Abstract: Let $G$ be a finite group, and $S$ be a subset of $G\setminus{1}$ such that $S=S^{-1}$. Suppose that $Cay(G,S)$ is the Cayley graph on $G$ with respect to the set $S$ which is the graph whose vertex set is $G$ and two vertices $a,b\in G$ are adjacent if and only if $ab^{-1}\in S$. The adjacency spectrum $Spec(\Gamma)$ of a graph $\Gamma$ is the multiset of eigenvalues of its adjacency matrix.

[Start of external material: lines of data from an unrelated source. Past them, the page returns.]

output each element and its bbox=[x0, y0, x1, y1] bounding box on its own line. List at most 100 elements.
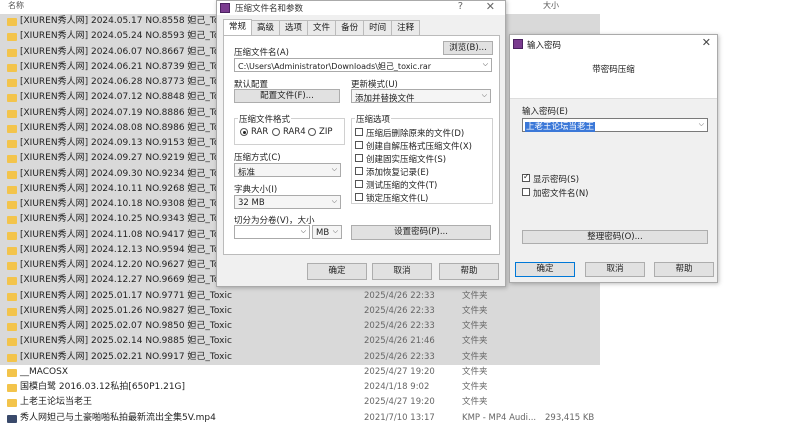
archive-name-input[interactable]: C:\Users\Administrator\Downloads\妲己_toxi… bbox=[234, 58, 492, 72]
folder-icon bbox=[7, 368, 17, 377]
folder-icon bbox=[7, 155, 17, 164]
file-row[interactable]: [XIUREN秀人网] 2025.02.14 NO.9885 妲己_Toxic 2… bbox=[0, 334, 600, 350]
help-icon[interactable]: ? bbox=[458, 1, 463, 12]
option-checkbox-1[interactable] bbox=[355, 141, 363, 149]
file-name: [XIUREN秀人网] 2024.05.17 NO.8558 妲己_Toxic bbox=[20, 16, 232, 26]
archive-dialog: 压缩文件名和参数 ? ✕ 常规 高级 选项 文件 备份 时间 注释 压缩文件名(A) 浏览(… bbox=[216, 0, 506, 287]
file-name: [XIUREN秀人网] 2024.07.12 NO.8848 妲己_Toxic bbox=[20, 92, 232, 103]
options-group-label: 压缩选项 bbox=[355, 113, 392, 125]
file-row[interactable]: [XIUREN秀人网] 2025.01.17 NO.9771 妲己_Toxic 2… bbox=[0, 288, 600, 304]
dialog-tabs: 常规 高级 选项 文件 备份 时间 注释 bbox=[223, 19, 421, 36]
file-date: 2025/4/26 21:46 bbox=[364, 336, 435, 347]
help-button[interactable]: 帮助 bbox=[439, 263, 499, 280]
file-row[interactable]: 秀人网妲己与土豪啪啪私拍最新流出全集5V.mp4 2021/7/10 13:17 K… bbox=[0, 411, 600, 426]
ok-button[interactable]: 确定 bbox=[307, 263, 367, 280]
format-label-zip[interactable]: ZIP bbox=[319, 127, 332, 137]
file-name: [XIUREN秀人网] 2024.12.27 NO.9669 妲己_Toxic bbox=[20, 275, 232, 286]
chevron-down-icon[interactable]: ⌵ bbox=[699, 120, 704, 129]
chevron-down-icon[interactable]: ⌵ bbox=[301, 227, 306, 236]
tab-4[interactable]: 备份 bbox=[335, 20, 365, 35]
format-radio-rar4[interactable] bbox=[272, 128, 280, 136]
tab-2[interactable]: 选项 bbox=[279, 20, 309, 35]
file-name: [XIUREN秀人网] 2024.07.19 NO.8886 妲己_Toxic bbox=[20, 107, 232, 118]
option-checkbox-3[interactable] bbox=[355, 167, 363, 175]
password-input[interactable]: 上老王论坛当老王 ⌵ bbox=[522, 118, 708, 132]
file-name: [XIUREN秀人网] 2024.10.18 NO.9308 妲己_Toxic bbox=[20, 199, 232, 209]
file-row[interactable]: __MACOSX 2025/4/27 19:20 文件夹 bbox=[0, 365, 600, 380]
update-mode-select[interactable]: 添加并替换文件 ⌵ bbox=[351, 89, 491, 104]
file-name: [XIUREN秀人网] 2024.06.21 NO.8739 妲己_Toxic bbox=[20, 61, 232, 72]
set-password-button[interactable]: 设置密码(P)... bbox=[351, 225, 491, 240]
general-tab-panel: 压缩文件名(A) 浏览(B)... C:\Users\Administrator… bbox=[223, 35, 500, 255]
winrar-app-icon bbox=[220, 3, 230, 13]
tab-1[interactable]: 高级 bbox=[251, 20, 281, 35]
cancel-button[interactable]: 取消 bbox=[372, 263, 432, 280]
dictionary-select[interactable]: 32 MB ⌵ bbox=[234, 195, 341, 209]
method-value: 标准 bbox=[238, 168, 256, 178]
method-select[interactable]: 标准 ⌵ bbox=[234, 163, 341, 178]
file-type: 文件夹 bbox=[462, 290, 488, 301]
format-radio-rar[interactable] bbox=[240, 128, 248, 136]
folder-icon bbox=[7, 94, 17, 103]
file-name: [XIUREN秀人网] 2025.01.26 NO.9827 妲己_Toxic bbox=[20, 305, 232, 316]
close-icon[interactable]: ✕ bbox=[702, 36, 711, 49]
tab-5[interactable]: 时间 bbox=[363, 20, 393, 35]
password-cancel-button[interactable]: 取消 bbox=[585, 262, 645, 277]
file-row[interactable]: 国模白鹭 2016.03.12私拍[650P1.21G] 2024/1/18 9:… bbox=[0, 380, 600, 395]
file-name: [XIUREN秀人网] 2024.05.24 NO.8593 妲己_Toxic bbox=[20, 31, 232, 42]
organize-passwords-button[interactable]: 整理密码(O)... bbox=[522, 230, 708, 244]
password-help-button[interactable]: 帮助 bbox=[654, 262, 714, 277]
update-mode-value: 添加并替换文件 bbox=[355, 94, 415, 104]
tab-6[interactable]: 注释 bbox=[391, 20, 421, 35]
file-row[interactable]: 上老王论坛当老王 2025/4/27 19:20 文件夹 bbox=[0, 395, 600, 410]
browse-button[interactable]: 浏览(B)... bbox=[443, 41, 493, 55]
option-label-1[interactable]: 创建自解压格式压缩文件(X) bbox=[366, 140, 472, 152]
archive-dialog-title: 压缩文件名和参数 bbox=[235, 4, 304, 14]
file-type: KMP - MP4 Audi... bbox=[462, 412, 537, 423]
show-password-label[interactable]: 显示密码(S) bbox=[533, 173, 579, 185]
file-name: [XIUREN秀人网] 2025.01.17 NO.9771 妲己_Toxic bbox=[20, 290, 232, 301]
encrypt-names-label[interactable]: 加密文件名(N) bbox=[533, 187, 589, 199]
file-type: 文件夹 bbox=[462, 321, 488, 331]
file-row[interactable]: [XIUREN秀人网] 2025.01.26 NO.9827 妲己_Toxic 2… bbox=[0, 303, 600, 319]
option-checkbox-0[interactable] bbox=[355, 128, 363, 136]
tab-0[interactable]: 常规 bbox=[223, 19, 253, 36]
password-ok-button[interactable]: 确定 bbox=[515, 262, 575, 277]
split-unit-select[interactable]: MB ⌵ bbox=[312, 225, 342, 239]
option-label-2[interactable]: 创建固实压缩文件(S) bbox=[366, 153, 446, 165]
file-row[interactable]: [XIUREN秀人网] 2025.02.07 NO.9850 妲己_Toxic 2… bbox=[0, 319, 600, 335]
folder-icon bbox=[7, 48, 17, 57]
tab-3[interactable]: 文件 bbox=[307, 20, 337, 35]
option-label-5[interactable]: 锁定压缩文件(L) bbox=[366, 192, 428, 204]
format-label-rar4[interactable]: RAR4 bbox=[283, 127, 306, 137]
option-checkbox-5[interactable] bbox=[355, 193, 363, 201]
file-row[interactable]: [XIUREN秀人网] 2025.02.21 NO.9917 妲己_Toxic 2… bbox=[0, 349, 600, 365]
file-name: 上老王论坛当老王 bbox=[20, 397, 93, 408]
chevron-down-icon[interactable]: ⌵ bbox=[483, 60, 488, 69]
profile-button[interactable]: 配置文件(F)... bbox=[234, 89, 340, 103]
file-name: [XIUREN秀人网] 2024.09.27 NO.9219 妲己_Toxic bbox=[20, 153, 232, 164]
format-label-rar[interactable]: RAR bbox=[251, 127, 268, 137]
folder-icon bbox=[7, 140, 17, 148]
column-name-header[interactable]: 名称 bbox=[8, 0, 24, 11]
option-checkbox-2[interactable] bbox=[355, 154, 363, 162]
option-label-0[interactable]: 压缩后删除原来的文件(D) bbox=[366, 127, 464, 139]
file-date: 2021/7/10 13:17 bbox=[364, 412, 435, 423]
dictionary-label: 字典大小(I) bbox=[234, 185, 278, 195]
close-icon[interactable]: ✕ bbox=[486, 0, 495, 13]
option-checkbox-4[interactable] bbox=[355, 180, 363, 188]
show-password-checkbox[interactable] bbox=[522, 172, 530, 182]
split-size-input[interactable]: ⌵ bbox=[234, 225, 310, 239]
folder-icon bbox=[7, 231, 17, 240]
option-label-3[interactable]: 添加恢复记录(E) bbox=[366, 166, 429, 178]
file-date: 2025/4/27 19:20 bbox=[364, 366, 435, 377]
file-date: 2025/4/26 22:33 bbox=[364, 351, 435, 362]
option-label-4[interactable]: 测试压缩的文件(T) bbox=[366, 179, 437, 191]
file-name: [XIUREN秀人网] 2024.10.11 NO.9268 妲己_Toxic bbox=[20, 183, 232, 194]
archive-dialog-titlebar: 压缩文件名和参数 ? ✕ bbox=[217, 0, 505, 15]
column-size-header[interactable]: 大小 bbox=[543, 0, 559, 11]
encrypt-names-checkbox[interactable] bbox=[522, 188, 530, 196]
format-radio-zip[interactable] bbox=[308, 128, 316, 136]
file-name: [XIUREN秀人网] 2024.06.07 NO.8667 妲己_Toxic bbox=[20, 46, 232, 57]
chevron-down-icon: ⌵ bbox=[331, 165, 337, 173]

A graph $\Gamma$ is called "determined by its spectrum" (or for short DS) whenever if a graph $\Gamma'$ has the same spectrum as $\Gamma$, then $\Gamma \cong \Gamma'$. We say that the group $G$ is DS (Cay-DS, respectively) whenever if $\Gamma$ is a Cayley graph over $G$ and $Spec(\Gamma)=Spec(\Gamma')$ for some graph (Cayley graph, respectively) $\Gamma'$, then $\Gamma \cong \Gamma'$. In this paper, we study finite DS groups and finite Cay-DS groups. In particular we prove that all finite DS groups are solvable and all Sylow $p$-subgroups of a finite DS group is cyclic for all $p\geq 5$. We also give several infinite families of non Cay-DS solvable groups. In particular we prove that there exist two cospectral non-isomorphic $6$-regular Cayley graphs on the dihedral group of order $2p$ for any prime $p\geq 13$.